2. Булгаков М.А. Зойкина квартира. Пьеса в 3-х актах // М.А. Булгаков. Собрание сочинений: в 8 т. Т. 4. — М.: АСТ: Астрель, 2009. С. 98—191. Цитация текста по данному изданию.
3. Булгаков М.А. Багровый остров... В 4-х действиях с прологом и эпилогом // М.А. Булгаков. Собрание сочинений: в 8 т. Т. 4. — М.: АСТ: Астрель. 2009. С. 192—280. Цитация текста по данному изданию.
4. Гудкова В. «Зойкина квартира» М.А. Булгакова // М.А. Булгаков-драматург и художественная культура его времени. Сборник статей. — М.: Союз театральных деятелей, 1988. С. 96—124.

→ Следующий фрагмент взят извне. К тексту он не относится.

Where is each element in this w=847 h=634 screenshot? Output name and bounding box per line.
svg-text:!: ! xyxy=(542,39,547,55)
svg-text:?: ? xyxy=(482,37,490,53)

5. Евреинов Николай. Самое главное. Для кого комедия, а для кого и драма в 4-х действиях // Николай Евреинов. Двойной театр. — М.: Совпадение, 2007. С. 25—108.
6. Кораблёв А. Время и вечность в пьесах М. Булгакова // М.А. Булгаков-драматург и художественная культура его времени. Сборник статей. — М.: Союз театральных деятелей, 1988. С. 39—56.
7. Новиков В. Михаил Булгаков — художник. — М., 1996.
8. Свиридов Г.А. Записи разных лет. Часть I (1978—1984). <www.filgrad.ru/text/sviridovI/htm>
9. Топоров В.О. К.С. Станиславский на репетиции. — Москва; Ленинград, 1949.
10. Эрдман Н.Р. Мандат // Н.Р. Эрдман. Пьесы. Интермедии. Переписка с А. Степановой. — Екатеринбург, 2000.
11. Юрков С.Е. Под знаком гротеска: антиповедение в русской культуре XI — нач. XX вв. — Санкт-Петербург, 2003.
12. Яблокова Е.А. Комментарии // М.А. Булгаков. Собрание сочинений: в 8 т. Т. 4. — М.: АСТ: Астрель, 2009. С. 559—669.